Can aspirin prevent heart attacks? This device may know the answer
Taking personalized medicine to an extreme, a device with artificial arteries analyzes blood flow to help doctors know exactly how well drugs like aspirin work to prevent heart attacks.
Today, if researchers want to know how well a drug like aspirin works at preventing heart attacks, the traditional approach is to test that drug on as many people as possible and try to consider a variety of contributing factors, such as age, gender, race, and heart health.
But a prototype microfluidic device being tested at Georgia Tech could enable researchers to instead run a sample of a patient's blood through artificial arteries and, instead of estimating how well the drug should work in most patients, determine exactly how well it works in that very patient's body.
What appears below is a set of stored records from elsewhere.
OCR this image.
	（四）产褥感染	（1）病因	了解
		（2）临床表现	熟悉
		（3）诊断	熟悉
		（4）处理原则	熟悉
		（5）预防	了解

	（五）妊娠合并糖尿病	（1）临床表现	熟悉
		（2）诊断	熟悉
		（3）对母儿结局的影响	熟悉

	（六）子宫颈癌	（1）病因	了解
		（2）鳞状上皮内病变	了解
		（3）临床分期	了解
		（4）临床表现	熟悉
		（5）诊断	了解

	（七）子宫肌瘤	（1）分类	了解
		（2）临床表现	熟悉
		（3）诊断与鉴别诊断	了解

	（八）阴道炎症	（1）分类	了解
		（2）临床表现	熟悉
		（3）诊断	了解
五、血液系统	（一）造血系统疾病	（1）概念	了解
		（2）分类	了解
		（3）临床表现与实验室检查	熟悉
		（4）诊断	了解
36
In a small clinical study with 14 participants, sponsored in part by the American Heart Association and published in the journal PLOS One, researchers used this extremely personalized approach to learn that while aspirin does help prevent dangerous blood clots in some at-risk patients, it may not be as effective in patients with narrowed arteries.
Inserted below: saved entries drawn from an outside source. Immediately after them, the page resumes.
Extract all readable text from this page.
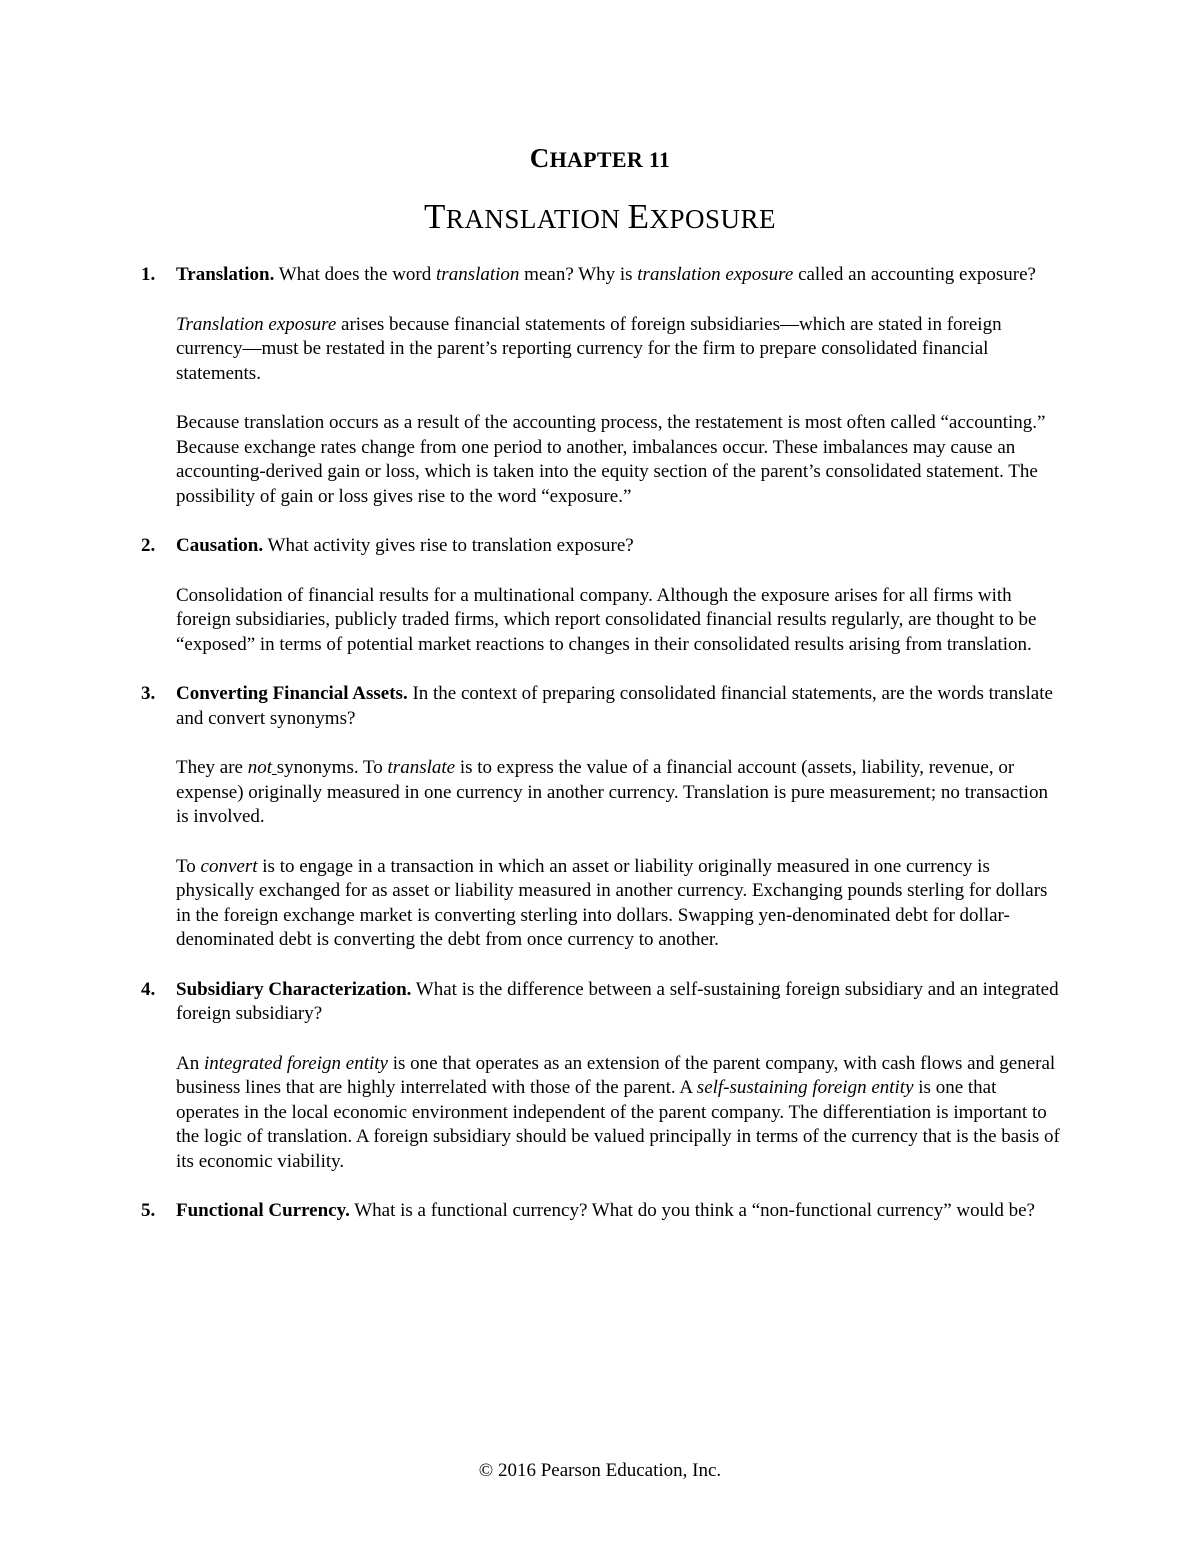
CHAPTER 11
TRANSLATION EXPOSURE
1. Translation. What does the word translation mean? Why is translation exposure called an accounting exposure?

Translation exposure arises because financial statements of foreign subsidiaries—which are stated in foreign currency—must be restated in the parent’s reporting currency for the firm to prepare consolidated financial statements.

Because translation occurs as a result of the accounting process, the restatement is most often called “accounting.” Because exchange rates change from one period to another, imbalances occur. These imbalances may cause an accounting-derived gain or loss, which is taken into the equity section of the parent’s consolidated statement. The possibility of gain or loss gives rise to the word “exposure.”

2. Causation. What activity gives rise to translation exposure?

Consolidation of financial results for a multinational company. Although the exposure arises for all firms with foreign subsidiaries, publicly traded firms, which report consolidated financial results regularly, are thought to be “exposed” in terms of potential market reactions to changes in their consolidated results arising from translation.

3. Converting Financial Assets. In the context of preparing consolidated financial statements, are the words translate and convert synonyms?

They are not synonyms. To translate is to express the value of a financial account (assets, liability, revenue, or expense) originally measured in one currency in another currency. Translation is pure measurement; no transaction is involved.

To convert is to engage in a transaction in which an asset or liability originally measured in one currency is physically exchanged for as asset or liability measured in another currency. Exchanging pounds sterling for dollars in the foreign exchange market is converting sterling into dollars. Swapping yen-denominated debt for dollar-denominated debt is converting the debt from once currency to another.

4. Subsidiary Characterization. What is the difference between a self-sustaining foreign subsidiary and an integrated foreign subsidiary?

An integrated foreign entity is one that operates as an extension of the parent company, with cash flows and general business lines that are highly interrelated with those of the parent. A self-sustaining foreign entity is one that operates in the local economic environment independent of the parent company. The differentiation is important to the logic of translation. A foreign subsidiary should be valued principally in terms of the currency that is the basis of its economic viability.

5. Functional Currency. What is a functional currency? What do you think a “non-functional currency” would be?

© 2016 Pearson Education, Inc.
"Doctors have many drug options and it is difficult for them to determine how well each of those options is going to work for a patient," Melissa Li, a grad student at Georgia Tech at the time of the study, said in a school news release. "This study is the first time that a prototype benchtop diagnostic device has tried to address this problem using varying shear rates and patient dosing and tried to make it more personalized."
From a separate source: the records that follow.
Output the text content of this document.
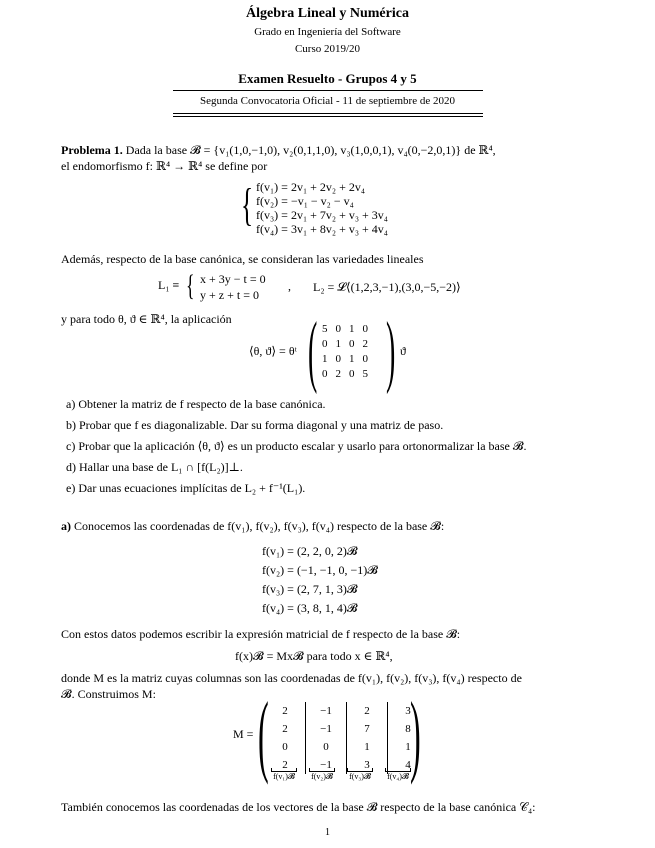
Álgebra Lineal y Numérica
Grado en Ingeniería del Software
Curso 2019/20
Examen Resuelto - Grupos 4 y 5
Segunda Convocatoria Oficial - 11 de septiembre de 2020
Problema 1. Dada la base 𝓑 = {v₁(1,0,−1,0), v₂(0,1,1,0), v₃(1,0,0,1), v₄(0,−2,0,1)} de ℝ⁴,
el endomorfismo f: ℝ⁴ → ℝ⁴ se define por
{ f(v₁) = 2v₁ + 2v₂ + 2v₄
f(v₂) = −v₁ − v₂ − v₄
f(v₃) = 2v₁ + 7v₂ + v₃ + 3v₄
f(v₄) = 3v₁ + 8v₂ + v₃ + 4v₄
Además, respecto de la base canónica, se consideran las variedades lineales
L₁ ≡ { x + 3y − t = 0
y + z + t = 0
, L₂ = 𝓛⟨(1,2,3,−1),(3,0,−5,−2)⟩
y para todo θ, ϑ ∈ ℝ⁴, la aplicación
⟨θ, ϑ⟩ = θᵗ ( 5	0	1	0
0	1	0	2
1	0	1	0
0	2	0	5 ) ϑ
a) Obtener la matriz de f respecto de la base canónica.
b) Probar que f es diagonalizable. Dar su forma diagonal y una matriz de paso.
c) Probar que la aplicación ⟨θ, ϑ⟩ es un producto escalar y usarlo para ortonormalizar la base 𝓑.
d) Hallar una base de L₁ ∩ [f(L₂)]⊥.
e) Dar unas ecuaciones implícitas de L₂ + f⁻¹(L₁).
a) Conocemos las coordenadas de f(v₁), f(v₂), f(v₃), f(v₄) respecto de la base 𝓑:
f(v₁) = (2, 2, 0, 2)𝓑
f(v₂) = (−1, −1, 0, −1)𝓑
f(v₃) = (2, 7, 1, 3)𝓑
f(v₄) = (3, 8, 1, 4)𝓑
Con estos datos podemos escribir la expresión matricial de f respecto de la base 𝓑:
f(x)𝓑 = Mx𝓑 para todo x ∈ ℝ⁴,
donde M es la matriz cuyas columnas son las coordenadas de f(v₁), f(v₂), f(v₃), f(v₄) respecto de
𝓑. Construimos M:
M = ( 2	−1	2	3
2	−1	7	8
0	0	1	1
2	−1	3	4 )
f(v₁)𝓑	f(v₂)𝓑	f(v₃)𝓑	f(v₄)𝓑
También conocemos las coordenadas de los vectores de la base 𝓑 respecto de la base canónica 𝒞₄:
1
The implications could be huge given an estimated 10 percent of the American population currently takes drugs daily to help reduce their risk of heart attack. Instead of presenting patients admitted to hospitals with a range of drug options, dosage guidelines, and prices, a doctor could conceivably use this desktop device to quickly test a sample of the patient's blood and, based on the results, prescribe a very tailored dose of a specific drug.
Of course, the study will need to be replicated on a far larger scale before the device will move from the lab to the clinic or hospital, but at least preliminarily it helps confirm what the researchers say physicians have been reporting: that aspirin works well in most patients, but not in those with narrowed arteries.
As for the device itself, it comes with an additional perk: It's cheap, and it requires very little blood to work. One researcher even suggested that its affordability and low blood requirements mean it might someday be used as a rapid, disposable test.